As an interesting side aspect, this study shows that Old World monkeys are able to categorize pictures of human males and females and generalize this knowledge to novel and unfamiliar pictures. Troje et al. (1999) demonstrated that pigeons (Columba livia) are capable of discriminating human male and female faces. Moreover, pigeons can distinguish familiar and unfamiliar humans by interpretation of facial features (Stephan et al. 2012). In primates, several studies showed that Old World monkeys and apes, as well as one species of New World monkeys (capuchin monkeys) are able to discriminate faces of either conspecifics (Boysen and Berntson 1989; De Waal et al. 2000; Pokorny and de Waal 2009) or humans (Boysen and Berntson 1986; Keating and Keating 1993; Martin-Malivel and Fagot 2001; Martin-Malivel and Okada 2007). Furthermore, Paukner et al. (2010) showed that infant rhesus macaques have a preference for pictures of female human faces, suggesting that they were able to differentiate between human sexes. That the long-tailed macaques in the present study were capable of categorizing male and female humans supports the findings of Little et al. (2008) who demonstrated that human faces share many of the sexually dimorphic characteristics that are displayed by macaque faces.

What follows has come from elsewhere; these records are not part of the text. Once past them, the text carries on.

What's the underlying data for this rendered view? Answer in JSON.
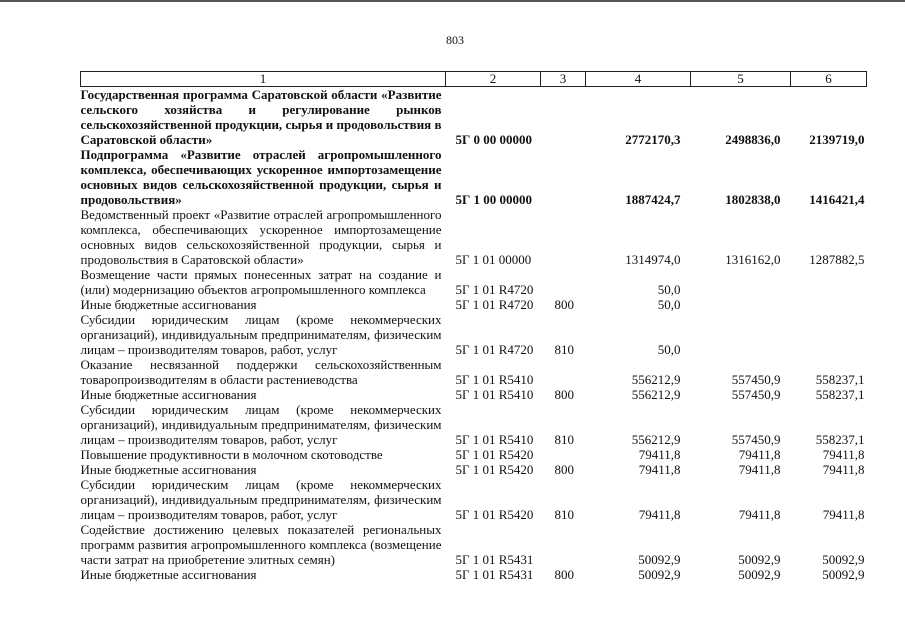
{
  "page_number": "803",
  "headers": [
    "1",
    "2",
    "3",
    "4",
    "5",
    "6"
  ],
  "rows": [
    {
      "bold": true,
      "name": "Государственная программа Саратовской области «Развитие сельского хозяйства и регулирование рынков сельскохозяйственной продукции, сырья и продовольствия в Саратовской области»",
      "code": "5Г 0 00 00000",
      "type": "",
      "v4": "2772170,3",
      "v5": "2498836,0",
      "v6": "2139719,0"
    },
    {
      "bold": true,
      "name": "Подпрограмма «Развитие отраслей агропромышленного комплекса, обеспечивающих ускоренное импортозамещение основных видов сельскохозяйственной продукции, сырья и продовольствия»",
      "code": "5Г 1 00 00000",
      "type": "",
      "v4": "1887424,7",
      "v5": "1802838,0",
      "v6": "1416421,4"
    },
    {
      "bold": false,
      "name": "Ведомственный проект «Развитие отраслей агропромышленного комплекса, обеспечивающих ускоренное импортозамещение основных видов сельскохозяйственной продукции, сырья и продовольствия в Саратовской области»",
      "code": "5Г 1 01 00000",
      "type": "",
      "v4": "1314974,0",
      "v5": "1316162,0",
      "v6": "1287882,5"
    },
    {
      "bold": false,
      "name": "Возмещение части прямых понесенных затрат на создание и (или) модернизацию объектов агропромышленного комплекса",
      "code": "5Г 1 01 R4720",
      "type": "",
      "v4": "50,0",
      "v5": "",
      "v6": ""
    },
    {
      "bold": false,
      "name": "Иные бюджетные ассигнования",
      "code": "5Г 1 01 R4720",
      "type": "800",
      "v4": "50,0",
      "v5": "",
      "v6": ""
    },
    {
      "bold": false,
      "name": "Субсидии юридическим лицам (кроме некоммерческих организаций), индивидуальным предпринимателям, физическим лицам – производителям товаров, работ, услуг",
      "code": "5Г 1 01 R4720",
      "type": "810",
      "v4": "50,0",
      "v5": "",
      "v6": ""
    },
    {
      "bold": false,
      "name": "Оказание несвязанной поддержки сельскохозяйственным товаропроизводителям в области растениеводства",
      "code": "5Г 1 01 R5410",
      "type": "",
      "v4": "556212,9",
      "v5": "557450,9",
      "v6": "558237,1"
    },
    {
      "bold": false,
      "name": "Иные бюджетные ассигнования",
      "code": "5Г 1 01 R5410",
      "type": "800",
      "v4": "556212,9",
      "v5": "557450,9",
      "v6": "558237,1"
    },
    {
      "bold": false,
      "name": "Субсидии юридическим лицам (кроме некоммерческих организаций), индивидуальным предпринимателям, физическим лицам – производителям товаров, работ, услуг",
      "code": "5Г 1 01 R5410",
      "type": "810",
      "v4": "556212,9",
      "v5": "557450,9",
      "v6": "558237,1"
    },
    {
      "bold": false,
      "name": "Повышение продуктивности в молочном скотоводстве",
      "code": "5Г 1 01 R5420",
      "type": "",
      "v4": "79411,8",
      "v5": "79411,8",
      "v6": "79411,8"
    },
    {
      "bold": false,
      "name": "Иные бюджетные ассигнования",
      "code": "5Г 1 01 R5420",
      "type": "800",
      "v4": "79411,8",
      "v5": "79411,8",
      "v6": "79411,8"
    },
    {
      "bold": false,
      "name": "Субсидии юридическим лицам (кроме некоммерческих организаций), индивидуальным предпринимателям, физическим лицам – производителям товаров, работ, услуг",
      "code": "5Г 1 01 R5420",
      "type": "810",
      "v4": "79411,8",
      "v5": "79411,8",
      "v6": "79411,8"
    },
    {
      "bold": false,
      "name": "Содействие достижению целевых показателей региональных программ развития агропромышленного комплекса (возмещение части затрат на приобретение элитных семян)",
      "code": "5Г 1 01 R5431",
      "type": "",
      "v4": "50092,9",
      "v5": "50092,9",
      "v6": "50092,9"
    },
    {
      "bold": false,
      "name": "Иные бюджетные ассигнования",
      "code": "5Г 1 01 R5431",
      "type": "800",
      "v4": "50092,9",
      "v5": "50092,9",
      "v6": "50092,9"
    }
  ]
}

In sum, we believe that it is worthwhile to explore the mechanisms supporting social comparison processes further, as there is evidence from a variety of taxa that animals are able to compare themselves to others to a certain degree. For instance, male guppies (Poecilia reticulate) choose to solicit females surrounded by males that were less colourful than they were themselves (Gasparini et al. 2013). Furthermore, the strength of this preference was negatively correlated with the male’s own level of ornamentation. In convict cichlids (Amatitlania nigrofasciata) females prefer males that are one third larger than they are themselves (Dechaume-Moncharmont et al. 2013). Thus, from cockroaches over fish to non-human primates, subjects are influenced by comparisons to others at least at a basic level. Nevertheless, the elaborate social comparison processes found in humans may be a derived feature of our own species.